Going back to the list, the Jetway board was next in line as being less expensive than both the Asus or ECS boards. Spec-wise, the Jetway was the best choice.  The ECS board uses an Atheros NIC, which is notoriously troublesome with unRAID.  The Asus board looks good on paper, but I’ve had issues with Asus boards in the past showing odd and inconsistent incompatibilities with certain hardware, such as SATA expansion cards.
The Jetway board came with one small point of compromise – it featured only one PCIe x16 slot and no PCIe x1 slot, which sets it apart from every other board on the list.  If being used for a server that supports 14 or few drives, this would not matter one iota.  But for the popular 15 drive server design, that final drive would have to be relegated to the slower PCI bus.  I always aim to avoid using the PCI bus whenever possible, but in this case I decided to go with it.  While the PCI bus is considerably slower than the PCIe bus, a single hard drive is not capable of using up all of the bandwidth a PCI bus has to offer, so there would be absolutely no performance bottleneck.  If two or more drives were placed on the PCI bus, then I would expect some performance issues might be identified.  However, since my goal was a budget board that would support up to 15 drives, the lack of a PCIe x1 slot ends up being no big deal.
I ordered the Jetway board and got started on my suite of tests.  The purpose of these is to test the board for general reliability and hardware compatibility, as well as full compatibility with unRAID software.  My tests include:
  • Installing a CPU, RAM, and PSU and verifying that the board will POST.
  • Verifying that the board will beep when no RAM is installed.

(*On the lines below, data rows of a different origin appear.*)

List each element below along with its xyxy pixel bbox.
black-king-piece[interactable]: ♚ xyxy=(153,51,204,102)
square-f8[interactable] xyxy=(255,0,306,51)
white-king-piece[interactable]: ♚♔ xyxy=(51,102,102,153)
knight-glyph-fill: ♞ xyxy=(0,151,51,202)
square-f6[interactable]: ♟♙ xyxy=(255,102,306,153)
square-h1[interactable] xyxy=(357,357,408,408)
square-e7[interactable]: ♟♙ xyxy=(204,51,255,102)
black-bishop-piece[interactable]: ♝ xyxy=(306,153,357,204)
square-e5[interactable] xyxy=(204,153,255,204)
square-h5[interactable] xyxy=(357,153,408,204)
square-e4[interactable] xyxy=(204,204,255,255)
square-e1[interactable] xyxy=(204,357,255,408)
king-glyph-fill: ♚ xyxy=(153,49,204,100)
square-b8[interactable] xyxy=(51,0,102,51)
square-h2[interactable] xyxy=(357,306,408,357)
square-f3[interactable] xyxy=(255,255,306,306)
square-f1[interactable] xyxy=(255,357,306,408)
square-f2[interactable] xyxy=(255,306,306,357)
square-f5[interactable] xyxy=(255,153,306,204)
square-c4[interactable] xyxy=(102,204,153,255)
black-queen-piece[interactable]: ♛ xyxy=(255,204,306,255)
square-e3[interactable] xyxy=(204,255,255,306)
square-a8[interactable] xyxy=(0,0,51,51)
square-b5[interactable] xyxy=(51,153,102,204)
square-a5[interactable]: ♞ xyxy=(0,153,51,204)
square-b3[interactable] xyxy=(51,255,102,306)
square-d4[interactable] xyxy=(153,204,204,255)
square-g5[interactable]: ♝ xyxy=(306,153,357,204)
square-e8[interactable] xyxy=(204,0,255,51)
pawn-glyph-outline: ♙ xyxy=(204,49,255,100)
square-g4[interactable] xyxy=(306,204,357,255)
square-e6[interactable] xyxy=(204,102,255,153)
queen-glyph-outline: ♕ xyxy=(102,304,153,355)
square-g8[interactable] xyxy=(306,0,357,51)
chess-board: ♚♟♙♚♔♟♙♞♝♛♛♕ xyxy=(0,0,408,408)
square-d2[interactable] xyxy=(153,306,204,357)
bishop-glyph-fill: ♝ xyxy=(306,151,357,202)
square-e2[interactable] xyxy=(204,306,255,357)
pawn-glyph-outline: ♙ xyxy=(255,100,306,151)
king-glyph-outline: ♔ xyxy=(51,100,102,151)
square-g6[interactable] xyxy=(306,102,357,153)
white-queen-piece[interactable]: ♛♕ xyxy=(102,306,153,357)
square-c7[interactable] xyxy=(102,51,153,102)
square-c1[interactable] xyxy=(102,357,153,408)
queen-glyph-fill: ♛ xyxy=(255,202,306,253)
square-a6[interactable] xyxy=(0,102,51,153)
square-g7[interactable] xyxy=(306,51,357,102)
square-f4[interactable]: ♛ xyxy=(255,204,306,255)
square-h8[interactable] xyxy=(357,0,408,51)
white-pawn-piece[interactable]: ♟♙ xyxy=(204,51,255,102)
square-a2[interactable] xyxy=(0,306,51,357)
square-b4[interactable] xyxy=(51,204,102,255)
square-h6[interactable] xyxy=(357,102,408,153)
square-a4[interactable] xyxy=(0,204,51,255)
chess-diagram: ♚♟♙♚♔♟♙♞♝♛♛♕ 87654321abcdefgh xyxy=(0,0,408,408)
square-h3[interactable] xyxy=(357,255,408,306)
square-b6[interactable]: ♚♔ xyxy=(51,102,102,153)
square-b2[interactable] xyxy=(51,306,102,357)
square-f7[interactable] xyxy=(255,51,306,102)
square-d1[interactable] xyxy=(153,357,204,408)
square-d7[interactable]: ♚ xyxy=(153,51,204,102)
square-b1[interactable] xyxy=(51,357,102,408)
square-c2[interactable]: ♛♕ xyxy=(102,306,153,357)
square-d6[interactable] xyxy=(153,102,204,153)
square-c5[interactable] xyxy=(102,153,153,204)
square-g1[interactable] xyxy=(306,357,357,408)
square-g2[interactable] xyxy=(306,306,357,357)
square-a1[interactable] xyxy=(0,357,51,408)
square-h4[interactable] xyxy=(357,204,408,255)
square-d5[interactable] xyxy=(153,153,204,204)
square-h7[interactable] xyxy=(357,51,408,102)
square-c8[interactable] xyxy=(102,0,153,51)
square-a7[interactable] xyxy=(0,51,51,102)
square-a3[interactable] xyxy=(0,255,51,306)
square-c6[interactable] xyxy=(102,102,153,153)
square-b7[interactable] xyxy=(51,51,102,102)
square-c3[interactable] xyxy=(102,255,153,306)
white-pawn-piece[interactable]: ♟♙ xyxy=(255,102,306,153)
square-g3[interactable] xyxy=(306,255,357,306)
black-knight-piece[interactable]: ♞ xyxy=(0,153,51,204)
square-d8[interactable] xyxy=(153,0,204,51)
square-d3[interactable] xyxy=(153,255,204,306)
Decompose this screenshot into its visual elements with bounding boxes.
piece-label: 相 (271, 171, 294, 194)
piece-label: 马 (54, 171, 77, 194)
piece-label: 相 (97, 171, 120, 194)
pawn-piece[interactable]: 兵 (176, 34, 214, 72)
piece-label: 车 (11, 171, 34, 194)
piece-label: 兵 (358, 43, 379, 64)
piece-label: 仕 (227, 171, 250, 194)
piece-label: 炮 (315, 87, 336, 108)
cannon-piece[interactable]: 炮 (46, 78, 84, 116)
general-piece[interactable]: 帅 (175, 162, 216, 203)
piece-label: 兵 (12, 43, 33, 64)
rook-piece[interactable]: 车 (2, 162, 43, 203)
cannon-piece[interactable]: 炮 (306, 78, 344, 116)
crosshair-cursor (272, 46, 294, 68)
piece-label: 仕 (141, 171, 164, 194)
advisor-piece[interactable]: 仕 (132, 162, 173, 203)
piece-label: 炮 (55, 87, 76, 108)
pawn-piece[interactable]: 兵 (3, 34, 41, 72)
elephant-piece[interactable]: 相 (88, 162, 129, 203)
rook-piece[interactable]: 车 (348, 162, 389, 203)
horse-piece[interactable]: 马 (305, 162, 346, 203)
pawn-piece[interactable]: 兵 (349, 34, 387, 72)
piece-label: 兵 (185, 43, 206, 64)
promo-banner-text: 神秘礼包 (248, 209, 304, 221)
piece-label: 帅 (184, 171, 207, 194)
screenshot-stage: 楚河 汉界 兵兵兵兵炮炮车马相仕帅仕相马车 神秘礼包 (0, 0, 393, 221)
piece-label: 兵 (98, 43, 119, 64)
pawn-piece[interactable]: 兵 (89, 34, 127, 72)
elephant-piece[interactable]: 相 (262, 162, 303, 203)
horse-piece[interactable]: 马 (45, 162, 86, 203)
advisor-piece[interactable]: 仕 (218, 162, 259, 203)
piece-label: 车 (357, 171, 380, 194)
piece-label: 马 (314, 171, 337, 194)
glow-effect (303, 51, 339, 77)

  • Editing BIOS settings and verifying that the changes stick after a reboot.
  • Booting and rebooting from an unRAID flash drive.
  • Installing hard drives and verifying they are recognized by both BIOS and unRAID.
  • Preclearing multiple known-good drives simultaneously and checking for errors.
  • Building an unRAID array and running a parity-sync.
  • Running a parity check and checking for errors.
  • Removing a drive and allowing unRAID to rebuild it onto another drive.
  • Copying hundreds of GBs of data to and from the array over the network and verifying the data with CRC and/or MD5 checks.
  • Installing various SATA expansion cards and verifying that drives connected to them are recognized by the card’s BIOS and unRAID.
  • Running all of the above unRAID tests on drives connected to the SATA expansion cards.
The Jetway board passed all of the tests with flying colors.  I had no problems with it, not a single incompatibility or issue to report.  The board is Level 1 tested (I’ll post my results on this later this week).  I stopped here, there was no reason to test either the ECS or Asus boards as the Jetway was a better option anyway.  So I’m happy to announce that my latest recommended unRAID budget board is the JetWay JMA3-880GTV2-LF.
Ironically, the price of the Jetway motherboard has increased since I purchased it, so it is now on the edge of being too expensive.  It is currently selling for $77 after shipping, whereas I originally paid $60 for it.  Hopefully the price will come back down, or unRAID users can catch the board on sale.